Würde sofort wieder einen Ufergraben bauen.
Kann so den Teich schön aushungern. Dadurch fast keine Algen.
Mein Ufergraben braucht keine separate Düngergaben. Das aus dem Wasser reicht.
LG
Patrik


----------



## Knipser (28. Juni 2021)

Grauhaarfrosch schrieb:


> Was ICH nicht verstehe ist, warum manche Leute Ufergräben mit Pflanzen bauen. Mit einer Ufermatte, die durch Saugen aus dem Hauptteich die Ufergrabenpflanzen bewässert (die Kapillarsperre ganz außen verhindert gottlob das Schlimmste).
> 
> Die Ufermatte saugt doch auch umgekehrt, vom nährstoffreichen Ufergraben in den Teich hinein.
> 
> ...



Hallo.
Nein, Ufermatte saugt nicht umgekehrt, fließt nur in eine Richtung nach Draußen weil dort Wassermangel herscht und Verbraucher ( Pflanzen ) stehen - es fehlt einfach der Gegendruck, bei mir sogar erwünscht und brauche nicht gießen. Regenwasser der im Teich fällt gleicht zum  Teil den Verlust wieder aus.
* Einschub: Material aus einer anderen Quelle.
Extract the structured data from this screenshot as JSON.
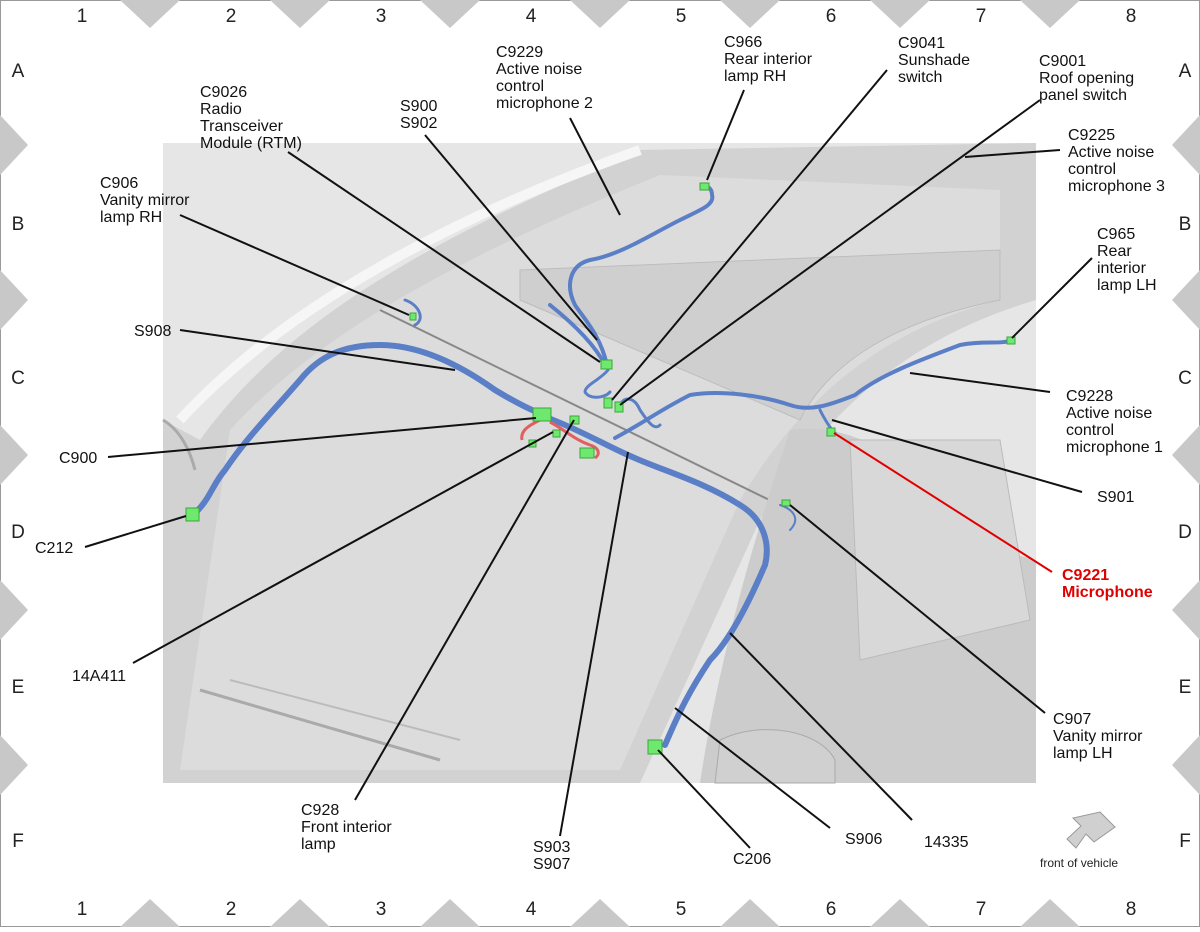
{
  "grid": {
    "columns": [
      "1",
      "2",
      "3",
      "4",
      "5",
      "6",
      "7",
      "8"
    ],
    "rows": [
      "A",
      "B",
      "C",
      "D",
      "E",
      "F"
    ]
  },
  "callouts": {
    "c9229": [
      "C9229",
      "Active noise",
      "control",
      "microphone 2"
    ],
    "c966": [
      "C966",
      "Rear interior",
      "lamp RH"
    ],
    "c9041": [
      "C9041",
      "Sunshade",
      "switch"
    ],
    "c9001": [
      "C9001",
      "Roof opening",
      "panel switch"
    ],
    "c9026": [
      "C9026",
      "Radio",
      "Transceiver",
      "Module (RTM)"
    ],
    "s900": [
      "S900",
      "S902"
    ],
    "c9225": [
      "C9225",
      "Active noise",
      "control",
      "microphone 3"
    ],
    "c906": [
      "C906",
      "Vanity mirror",
      "lamp RH"
    ],
    "c965": [
      "C965",
      "Rear",
      "interior",
      "lamp LH"
    ],
    "s908": [
      "S908"
    ],
    "c9228": [
      "C9228",
      "Active noise",
      "control",
      "microphone 1"
    ],
    "c900": [
      "C900"
    ],
    "s901": [
      "S901"
    ],
    "c212": [
      "C212"
    ],
    "c9221": [
      "C9221",
      "Microphone"
    ],
    "a14a411": [
      "14A411"
    ],
    "c907": [
      "C907",
      "Vanity mirror",
      "lamp LH"
    ],
    "c928": [
      "C928",
      "Front interior",
      "lamp"
    ],
    "s903": [
      "S903",
      "S907"
    ],
    "c206": [
      "C206"
    ],
    "s906": [
      "S906"
    ],
    "a14335": [
      "14335"
    ]
  },
  "front_label": "front of vehicle",
  "colors": {
    "harness": "#5b7fc6",
    "connector": "#6ee86e",
    "highlight": "#e10000",
    "border_triangle": "#c8c8c8"
  }
}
Viele Grüße,  Willi


----------



## Rhz69 (28. Juni 2021)

Hallo Grauhaarfrosch,

Das wird ganz schön heiss im Ufergraben ohne Pflanzen, ob da weniger verdampft und nachzieht sei mal dahingestellt.
Schau doch mal dein Wasser an, ob es überhaupt viel Phosphat hat. 
Meiner Meinung wird umgekehrt ein Schuh draus. In einem Ufergraben kannst du Pflanzen setzen, die viele Nährstoffe brauchen, du kannst sogar düngen, ohne dass es im Teich Algen gibt.

Gruss

Rüdiger


----------



## Annett (28. Juni 2021)

Moin. 

Wenn der Teich und der Ufergraben korrekt angelegt sind (Höhenunterschiede peinlichst beachten!), kann das Wasser nur dann vom Ufergraben in den Teich gezogen werden, wenn es dort höher als im Teich steht. 
Das passiert nur, wenn bei Regen Wasser vom Garten in den Ufergraben läuft. Genau deshalb sollte man mit der ganz außen sitzenden Kapillarsperre verhindern, dass dies passiert. Und wenn es doch passiert, sollte ich schnellstmöglich Wasser aus dem Ufergraben entfernen oder den Teich soweit auffüllen, dass er im Niveau wieder oberhalb Ufergraben liegt. Wasser aus dem Garten ist defintiv im nährstoffreichen Ufergraben besser aufgehoben als im nährstoffarmen Teich. 
Unser Teich liegt etwas höher als das Umland. Bevor da Wasser vom Garten in den Teich läuft, ist unser Keller und der halbe Hof schon leicht Unterwasser. Und das Dorf großteils schlicht abgesoffen.


----------



## Kolja (28. Juni 2021)

Hallo,

noch als Ergänzung:
Der Ufergraben braucht einen Abfluss, damit zuviel Wasser (Regen, Einschwemmungen) kontrolliert ablaufen kann und das Niveau nicht über das Teichniveau kommt.


----------



## GrauhaarfroschMobil (28. Juni 2021)

Turbo schrieb:


> Nebst ca. 8m3 Regenwassersammelbecken habe ich gutes Quellwasser für die Nachspeisung.
> Patrik



Regenwasser,  echt jetzt. Das hat doch bis zu 1 g/l Phosphat (von Saharastaub,  Felderstaub,  etc).


----------



## GrauhaarfroschMobil (28. Juni 2021)

Knipser schrieb:


> Nein, Ufermatte saugt nicht umgekehrt, fließt nur in eine Richtung nach Draußen.  Willi



Da sagt die graue Theorie was Anderes.  Der Wasserstand in Teich und Ufergraben ist immer gleich hoch (Prinzip der kommunizierenden Röhren), außer wenn Sonne oder Sonne und Pflanzen es irgendwo stärker zum Verdunsten bringen oder Wasser mit der Badekleidung entfernt wird. 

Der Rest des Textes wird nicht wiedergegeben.